Вы читали «Книгу для юных леди»? У вас было достаточно времени, чтобы сделать это, ибо она была опубликована в 1829 году. Две анонимные дамы, составившие ее, описали ее как «Руководство по изящным развлечениям, упражнениям и занятиям». Вы удивляетесь, что им не пришло в голову ничего получше? Вы подозреваете их в легкомыслии? Поверьте, это не так. Они с самого начала позаботились объяснить, что добродетели характера — это то, что юная леди должна культивировать наиболее усердно. Они, в свое время, трудясь в тени восемнадцатого века, каким-то образом обладали тем высоким моральным рвением, которое знаменует начало двадцатого века и, как говорят, пришло вместе с мистером Джорджем Бернардом Шоу. Но, в отличие от нас, они не были озабочены исключительно внутренней и духовной стороной жизни. Их заботила и материальная поверхность. Они были сведущи в рюшах и оборках вещей. Они даже посвятили целую главу «Вышиванию». Другую они отвели «Стрельбе из лука», еще одну — «Птичнику», следующую — «Письменному столу». Юные леди сейчас не держат птиц и не стреляют из лука, но они все же, в некоторой мере, пишут письма; и поэтому, ради исторического сравнения, позвольте мне дать вам возможность взглянуть на главу о «Письменном столе». Это чтение не из легких.

«Для небрежных каракулей у вас нет оправданий; Прекрасная Рассел писала так же разумно, как и говорила».
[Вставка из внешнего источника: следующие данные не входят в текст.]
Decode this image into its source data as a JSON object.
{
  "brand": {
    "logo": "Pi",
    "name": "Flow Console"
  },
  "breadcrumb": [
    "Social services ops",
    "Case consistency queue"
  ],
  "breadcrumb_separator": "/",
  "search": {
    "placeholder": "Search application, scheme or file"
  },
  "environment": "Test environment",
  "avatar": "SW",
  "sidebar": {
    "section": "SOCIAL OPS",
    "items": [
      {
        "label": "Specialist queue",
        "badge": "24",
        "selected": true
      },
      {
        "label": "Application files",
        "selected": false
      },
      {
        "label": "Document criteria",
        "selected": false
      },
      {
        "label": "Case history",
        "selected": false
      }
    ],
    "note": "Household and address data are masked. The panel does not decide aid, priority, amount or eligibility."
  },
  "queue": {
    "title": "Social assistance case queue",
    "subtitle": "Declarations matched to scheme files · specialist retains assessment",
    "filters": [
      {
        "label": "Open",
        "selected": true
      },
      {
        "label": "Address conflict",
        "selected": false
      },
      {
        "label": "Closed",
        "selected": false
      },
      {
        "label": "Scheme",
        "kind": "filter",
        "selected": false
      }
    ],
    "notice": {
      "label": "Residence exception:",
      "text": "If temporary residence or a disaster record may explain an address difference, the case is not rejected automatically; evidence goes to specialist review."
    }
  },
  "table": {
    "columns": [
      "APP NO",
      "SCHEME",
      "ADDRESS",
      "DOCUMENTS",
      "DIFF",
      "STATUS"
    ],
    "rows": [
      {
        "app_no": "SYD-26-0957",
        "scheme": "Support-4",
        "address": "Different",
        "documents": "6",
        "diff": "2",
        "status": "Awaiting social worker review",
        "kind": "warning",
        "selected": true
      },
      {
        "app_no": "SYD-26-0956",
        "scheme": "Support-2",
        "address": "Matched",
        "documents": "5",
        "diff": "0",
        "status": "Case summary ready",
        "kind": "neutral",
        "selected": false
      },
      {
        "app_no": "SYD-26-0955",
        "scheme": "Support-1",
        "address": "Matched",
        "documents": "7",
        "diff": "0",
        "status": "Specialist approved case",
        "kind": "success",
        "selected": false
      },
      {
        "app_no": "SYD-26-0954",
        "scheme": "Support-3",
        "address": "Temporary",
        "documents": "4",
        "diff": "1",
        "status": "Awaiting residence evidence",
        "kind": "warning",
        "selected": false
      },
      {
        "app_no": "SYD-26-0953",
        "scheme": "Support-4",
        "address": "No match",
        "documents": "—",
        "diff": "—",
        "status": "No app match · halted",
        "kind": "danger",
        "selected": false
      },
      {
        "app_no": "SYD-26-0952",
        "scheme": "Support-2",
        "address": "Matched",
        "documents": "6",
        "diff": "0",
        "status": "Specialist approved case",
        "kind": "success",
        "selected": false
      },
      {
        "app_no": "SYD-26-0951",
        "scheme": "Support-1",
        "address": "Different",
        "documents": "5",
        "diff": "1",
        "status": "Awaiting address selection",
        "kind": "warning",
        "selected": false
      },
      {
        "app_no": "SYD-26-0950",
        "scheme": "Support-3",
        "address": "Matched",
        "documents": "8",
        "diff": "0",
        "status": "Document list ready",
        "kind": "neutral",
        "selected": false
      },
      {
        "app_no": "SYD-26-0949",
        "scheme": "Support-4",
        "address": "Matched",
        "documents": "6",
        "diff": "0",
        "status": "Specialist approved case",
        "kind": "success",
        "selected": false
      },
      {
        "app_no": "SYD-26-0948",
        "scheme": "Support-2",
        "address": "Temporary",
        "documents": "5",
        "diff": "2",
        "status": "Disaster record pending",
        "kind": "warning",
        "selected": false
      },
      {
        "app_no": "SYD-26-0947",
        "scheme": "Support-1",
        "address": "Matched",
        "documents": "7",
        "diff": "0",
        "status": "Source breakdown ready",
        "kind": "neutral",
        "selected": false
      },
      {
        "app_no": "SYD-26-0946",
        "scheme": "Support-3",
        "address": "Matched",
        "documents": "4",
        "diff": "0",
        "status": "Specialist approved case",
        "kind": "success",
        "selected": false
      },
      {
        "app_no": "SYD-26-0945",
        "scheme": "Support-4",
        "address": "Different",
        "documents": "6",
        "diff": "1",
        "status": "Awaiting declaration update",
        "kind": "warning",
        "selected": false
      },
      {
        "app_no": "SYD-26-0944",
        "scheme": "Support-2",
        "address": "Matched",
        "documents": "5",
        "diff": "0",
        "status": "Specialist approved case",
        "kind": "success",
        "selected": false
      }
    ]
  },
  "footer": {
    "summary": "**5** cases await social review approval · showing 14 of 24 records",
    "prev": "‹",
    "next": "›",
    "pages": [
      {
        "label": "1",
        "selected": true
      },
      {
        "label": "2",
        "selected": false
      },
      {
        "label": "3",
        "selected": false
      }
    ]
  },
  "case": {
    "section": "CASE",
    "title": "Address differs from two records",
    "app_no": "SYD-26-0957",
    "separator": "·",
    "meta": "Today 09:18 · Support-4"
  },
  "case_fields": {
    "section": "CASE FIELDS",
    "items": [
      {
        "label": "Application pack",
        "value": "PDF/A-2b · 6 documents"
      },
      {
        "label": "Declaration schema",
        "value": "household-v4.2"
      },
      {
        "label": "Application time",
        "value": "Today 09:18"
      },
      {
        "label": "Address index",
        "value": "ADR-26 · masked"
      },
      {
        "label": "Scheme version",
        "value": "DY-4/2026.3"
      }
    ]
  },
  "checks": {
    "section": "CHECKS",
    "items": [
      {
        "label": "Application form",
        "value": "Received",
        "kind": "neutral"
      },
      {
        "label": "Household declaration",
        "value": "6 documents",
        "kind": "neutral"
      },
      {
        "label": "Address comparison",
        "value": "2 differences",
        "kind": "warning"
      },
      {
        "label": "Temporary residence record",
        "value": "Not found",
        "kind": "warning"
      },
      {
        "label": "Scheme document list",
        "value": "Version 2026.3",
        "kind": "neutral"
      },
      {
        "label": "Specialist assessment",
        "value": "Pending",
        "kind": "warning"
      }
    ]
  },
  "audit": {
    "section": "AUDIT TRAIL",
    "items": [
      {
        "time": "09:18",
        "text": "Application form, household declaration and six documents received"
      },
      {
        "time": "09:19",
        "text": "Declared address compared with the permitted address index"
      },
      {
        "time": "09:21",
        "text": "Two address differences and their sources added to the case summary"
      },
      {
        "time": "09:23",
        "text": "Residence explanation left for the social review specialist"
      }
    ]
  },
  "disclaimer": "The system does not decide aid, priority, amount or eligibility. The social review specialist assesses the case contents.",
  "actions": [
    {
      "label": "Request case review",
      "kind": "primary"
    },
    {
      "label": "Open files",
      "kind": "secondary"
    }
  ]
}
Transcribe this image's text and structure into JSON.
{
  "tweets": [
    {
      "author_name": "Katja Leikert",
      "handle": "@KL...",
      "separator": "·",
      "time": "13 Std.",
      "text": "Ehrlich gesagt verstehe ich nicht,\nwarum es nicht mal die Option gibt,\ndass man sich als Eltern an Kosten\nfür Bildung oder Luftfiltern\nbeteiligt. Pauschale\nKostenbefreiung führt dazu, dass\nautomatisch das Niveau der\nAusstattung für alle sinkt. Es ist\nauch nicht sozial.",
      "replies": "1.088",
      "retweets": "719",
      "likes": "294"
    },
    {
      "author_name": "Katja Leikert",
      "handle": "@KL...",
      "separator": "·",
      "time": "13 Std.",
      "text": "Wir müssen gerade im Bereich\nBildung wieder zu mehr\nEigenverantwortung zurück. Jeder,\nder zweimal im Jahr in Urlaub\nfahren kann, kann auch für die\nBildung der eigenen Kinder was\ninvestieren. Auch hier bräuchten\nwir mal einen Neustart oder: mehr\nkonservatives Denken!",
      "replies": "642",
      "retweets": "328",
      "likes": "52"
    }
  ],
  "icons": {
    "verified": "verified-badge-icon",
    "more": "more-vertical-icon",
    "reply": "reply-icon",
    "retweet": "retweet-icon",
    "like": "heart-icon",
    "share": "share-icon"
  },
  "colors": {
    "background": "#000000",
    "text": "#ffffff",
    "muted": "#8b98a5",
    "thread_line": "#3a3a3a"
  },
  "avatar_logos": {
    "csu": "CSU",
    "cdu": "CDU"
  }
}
Так озаглавлена глава, с восхитительной маленькой гравюрой на дереве, изображающей «Прекрасную Рассел», выглядящую подчеркнуто разумной за своим столом, чтобы подготовить читателя к неминуемому потоку правил «благопристойного сочинительства». Не то чтобы педантизм одобрялся. «Легкость и простота, ровный поток непринужденной дикции и безыскусное расположение очевидных чувств» — вот идеал, к которому следует стремиться. «Метафора может быть использована с выгодой» любой юной леди, но только «если она возникает естественно». И «аллюзии элегантны», но только «когда они введены легко и когда они хорошо понятны тем, к кому обращены». «Антитеза придает отрывку пикантность»; но ужасные результаты слишком частого увлечения ею безжалостно изложены. Страницы и страницы посвящены тщательному обзору подводных камней пунктуации. Но когда юная леди того периода обходила все это и соблюдала все многообразные правила каллиграфии, изложенные здесь для нее, она даже тогда не была вне опасности. Особое внимание уделялось «использованию печати». Горькое презрение изливалось на юных леди, которые неправильно использовали печать. «У некоторых есть привычка совать воск в пламя свечи, и, как только кусочек его расплавится, мазать его на бумагу; а когда соберется неприглядная масса, с нелепой поспешностью проводить по ней печатью — прижимать ее со всей силой, которой обладает запечатывающая сторона, — и результатом становится оттиск, вызывающий румянец на ее щеках».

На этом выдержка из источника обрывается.